Häufig gestellte Fragen
Kann ich mit einem selbstgebauten Sägetisch auch Fliesen schneiden?
Nein, nicht mit einer normalen Kreissäge. Fliesen brauchen ein Diamanttrennblatt und idealerweise Wasserkühlungs-Systeme, wie sie spezielle Nassschneidemaschinen oder Winkelschleifer mit entsprechenden Blättern bieten. Ein Kreissägeblatt würde sofort kaputt gehen und die Fliese ausreißen.
Welche Holzdicke kann ich mit einem Selbstbau-Sägetisch noch schneiden?
Das hängt von deiner eingebauten Kreissäge ab. Typische 190-mm-Kreissägen schaffen Schnitttiefen von 60–65 mm, was für Platten bis 50 mm dicke locker reicht. Für dickeres Holz oder Vollholz brauchst du eine stärkere Säge.
Muss der Sägetisch aus Multiplex sein oder geht auch OSB?
Multiplex ist deutlich besser, weil es sich kaum verzieht und eine glatte, robuste Oberfläche hat. OSB ist ungeeignet als Tischfläche, weil es rau ist und sich unter Feuchtigkeit verwindet. Für Unterkonstruktionen und das Gestell kannst du aber auch günstigere Platten nehmen.
Wie befestige ich die Kreissäge sicher unter dem Tisch?
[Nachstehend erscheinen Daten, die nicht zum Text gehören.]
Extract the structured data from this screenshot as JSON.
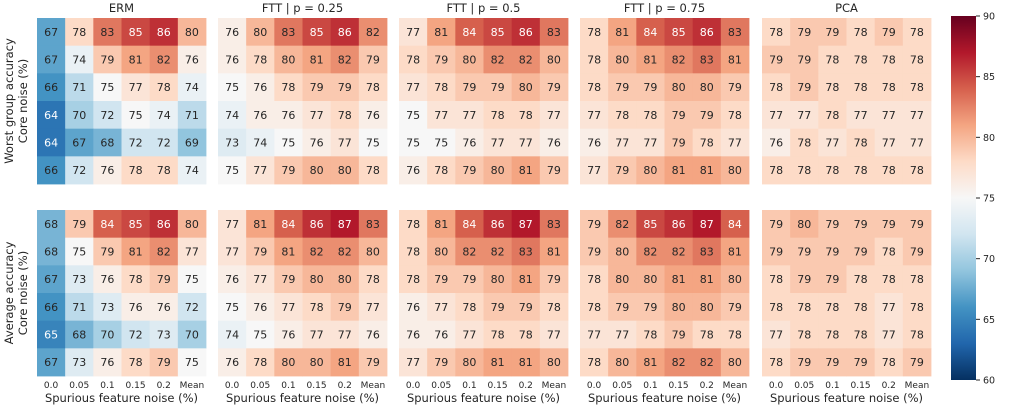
{
  "chart_data": {
    "type": "heatmap",
    "panel_titles": [
      "ERM",
      "FTT | p = 0.25",
      "FTT | p = 0.5",
      "FTT | p = 0.75",
      "PCA"
    ],
    "x_tick_labels": [
      "0.0",
      "0.05",
      "0.1",
      "0.15",
      "0.2",
      "Mean"
    ],
    "xlabel": "Spurious feature noise (%)",
    "row_groups": [
      {
        "ylabel_line1": "Worst group accuracy",
        "ylabel_line2": "Core noise (%)",
        "panels": [
          [
            [
              67,
              78,
              83,
              85,
              86,
              80
            ],
            [
              67,
              74,
              79,
              81,
              82,
              76
            ],
            [
              66,
              71,
              75,
              77,
              78,
              74
            ],
            [
              64,
              70,
              72,
              75,
              74,
              71
            ],
            [
              64,
              67,
              68,
              72,
              72,
              69
            ],
            [
              66,
              72,
              76,
              78,
              78,
              74
            ]
          ],
          [
            [
              76,
              80,
              83,
              85,
              86,
              82
            ],
            [
              76,
              78,
              80,
              81,
              82,
              79
            ],
            [
              75,
              76,
              78,
              79,
              79,
              78
            ],
            [
              74,
              76,
              76,
              77,
              78,
              76
            ],
            [
              73,
              74,
              75,
              76,
              77,
              75
            ],
            [
              75,
              77,
              79,
              80,
              80,
              78
            ]
          ],
          [
            [
              77,
              81,
              84,
              85,
              86,
              83
            ],
            [
              78,
              79,
              80,
              82,
              82,
              80
            ],
            [
              77,
              78,
              79,
              79,
              80,
              79
            ],
            [
              75,
              77,
              77,
              78,
              78,
              77
            ],
            [
              75,
              75,
              76,
              77,
              77,
              76
            ],
            [
              76,
              78,
              79,
              80,
              81,
              79
            ]
          ],
          [
            [
              78,
              81,
              84,
              85,
              86,
              83
            ],
            [
              78,
              80,
              81,
              82,
              83,
              81
            ],
            [
              78,
              79,
              79,
              80,
              80,
              79
            ],
            [
              77,
              78,
              78,
              79,
              79,
              78
            ],
            [
              76,
              77,
              77,
              79,
              78,
              77
            ],
            [
              77,
              79,
              80,
              81,
              81,
              80
            ]
          ],
          [
            [
              78,
              79,
              79,
              78,
              79,
              78
            ],
            [
              79,
              79,
              78,
              78,
              78,
              78
            ],
            [
              78,
              79,
              78,
              78,
              78,
              78
            ],
            [
              77,
              77,
              78,
              77,
              77,
              77
            ],
            [
              76,
              78,
              77,
              78,
              77,
              77
            ],
            [
              78,
              78,
              78,
              78,
              78,
              78
            ]
          ]
        ]
      },
      {
        "ylabel_line1": "Average accuracy",
        "ylabel_line2": "Core noise (%)",
        "panels": [
          [
            [
              68,
              79,
              84,
              85,
              86,
              80
            ],
            [
              68,
              75,
              79,
              81,
              82,
              77
            ],
            [
              67,
              73,
              76,
              78,
              79,
              75
            ],
            [
              66,
              71,
              73,
              76,
              76,
              72
            ],
            [
              65,
              68,
              70,
              72,
              73,
              70
            ],
            [
              67,
              73,
              76,
              78,
              79,
              75
            ]
          ],
          [
            [
              77,
              81,
              84,
              86,
              87,
              83
            ],
            [
              77,
              79,
              81,
              82,
              82,
              80
            ],
            [
              76,
              77,
              79,
              80,
              80,
              78
            ],
            [
              75,
              76,
              77,
              78,
              79,
              77
            ],
            [
              74,
              75,
              76,
              77,
              77,
              76
            ],
            [
              76,
              78,
              80,
              80,
              81,
              79
            ]
          ],
          [
            [
              78,
              81,
              84,
              86,
              87,
              83
            ],
            [
              78,
              80,
              82,
              82,
              83,
              81
            ],
            [
              78,
              79,
              79,
              80,
              81,
              79
            ],
            [
              76,
              77,
              78,
              79,
              79,
              78
            ],
            [
              76,
              76,
              77,
              78,
              78,
              77
            ],
            [
              77,
              79,
              80,
              81,
              81,
              80
            ]
          ],
          [
            [
              79,
              82,
              85,
              86,
              87,
              84
            ],
            [
              79,
              80,
              82,
              82,
              83,
              81
            ],
            [
              78,
              80,
              80,
              81,
              81,
              80
            ],
            [
              78,
              79,
              79,
              80,
              80,
              79
            ],
            [
              77,
              77,
              78,
              79,
              78,
              78
            ],
            [
              78,
              80,
              81,
              82,
              82,
              80
            ]
          ],
          [
            [
              79,
              80,
              79,
              79,
              79,
              79
            ],
            [
              79,
              79,
              79,
              79,
              78,
              79
            ],
            [
              78,
              79,
              79,
              78,
              78,
              78
            ],
            [
              78,
              78,
              78,
              78,
              77,
              78
            ],
            [
              77,
              78,
              78,
              78,
              77,
              78
            ],
            [
              78,
              79,
              79,
              79,
              78,
              79
            ]
          ]
        ]
      }
    ],
    "colorbar": {
      "min": 60,
      "max": 90,
      "ticks": [
        60,
        65,
        70,
        75,
        80,
        85,
        90
      ],
      "colormap": "RdBu_r"
    },
    "colors": [
      "#053061",
      "#2166ac",
      "#4393c3",
      "#92c5de",
      "#d1e5f0",
      "#f7f7f7",
      "#fddbc7",
      "#f4a582",
      "#d6604d",
      "#b2182b",
      "#67001f"
    ]
  }
}
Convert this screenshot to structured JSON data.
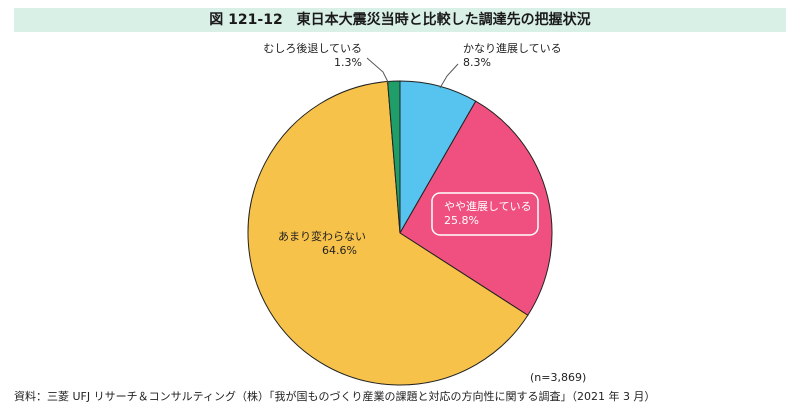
{
  "title": "図 121-12　東日本大震災当時と比較した調達先の把握状況",
  "note_n": "(n=3,869)",
  "source": "資料：三菱 UFJ リサーチ＆コンサルティング（株）「我が国ものづくり産業の課題と対応の方向性に関する調査」（2021 年 3 月）",
  "chart_data": {
    "type": "pie",
    "slices": [
      {
        "label": "かなり進展している",
        "value": 8.3,
        "display": "8.3%",
        "color": "#56c4ee"
      },
      {
        "label": "やや進展している",
        "value": 25.8,
        "display": "25.8%",
        "color": "#f0507f"
      },
      {
        "label": "あまり変わらない",
        "value": 64.6,
        "display": "64.6%",
        "color": "#f7c24a"
      },
      {
        "label": "むしろ後退している",
        "value": 1.3,
        "display": "1.3%",
        "color": "#1f9e69"
      }
    ]
  }
}
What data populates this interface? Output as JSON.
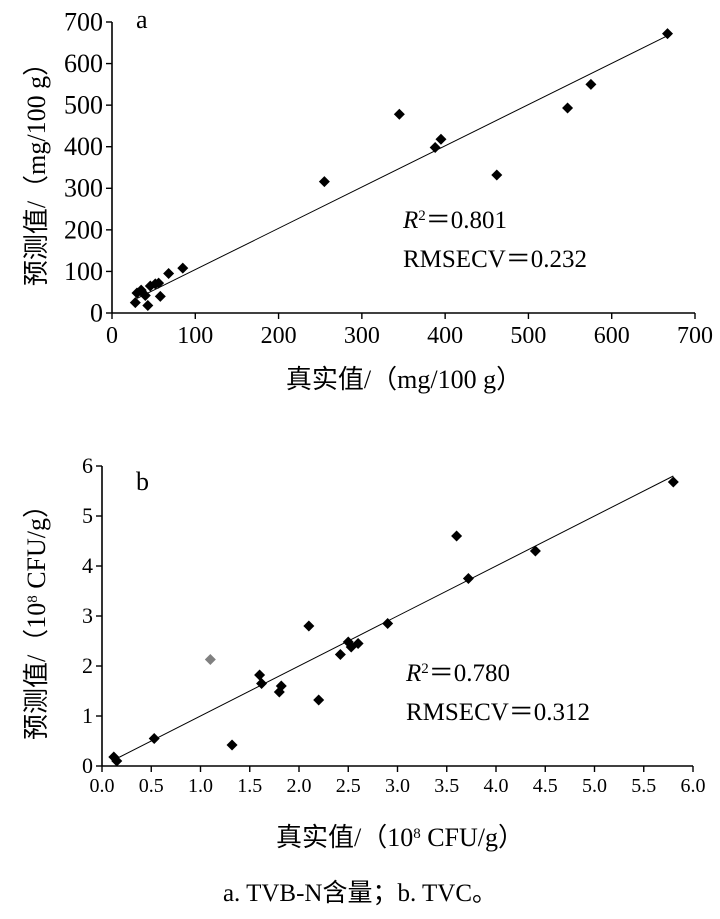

Die Kreissäge wird durch ihre eigene Grundplatte von unten an die Tischplatte geschraubt. Dafür bohrst du passende Löcher durch die Tischplatte und schraubst Maschinenschrauben M6 von oben ein, die du von unten mit Muttern konterst. Die Köpfe der Schrauben sollten bündig in der Tischfläche versenkt werden, damit sie nicht stören.
Kann ich den Sägetisch auch für andere Werkzeuge nutzen?
Ja, das ist ein großer Vorteil. Manche Heimwerker bauen den Tisch so, dass er als Modul funktioniert und verschiedene Werkzeuge eingebaut werden können. Beliebt ist die Kombination mit einer Oberfräse – sie lässt sich ähnlich wie die Säge von unten einbauen und gibt dir zusätzlich eine Frästisch-Funktion.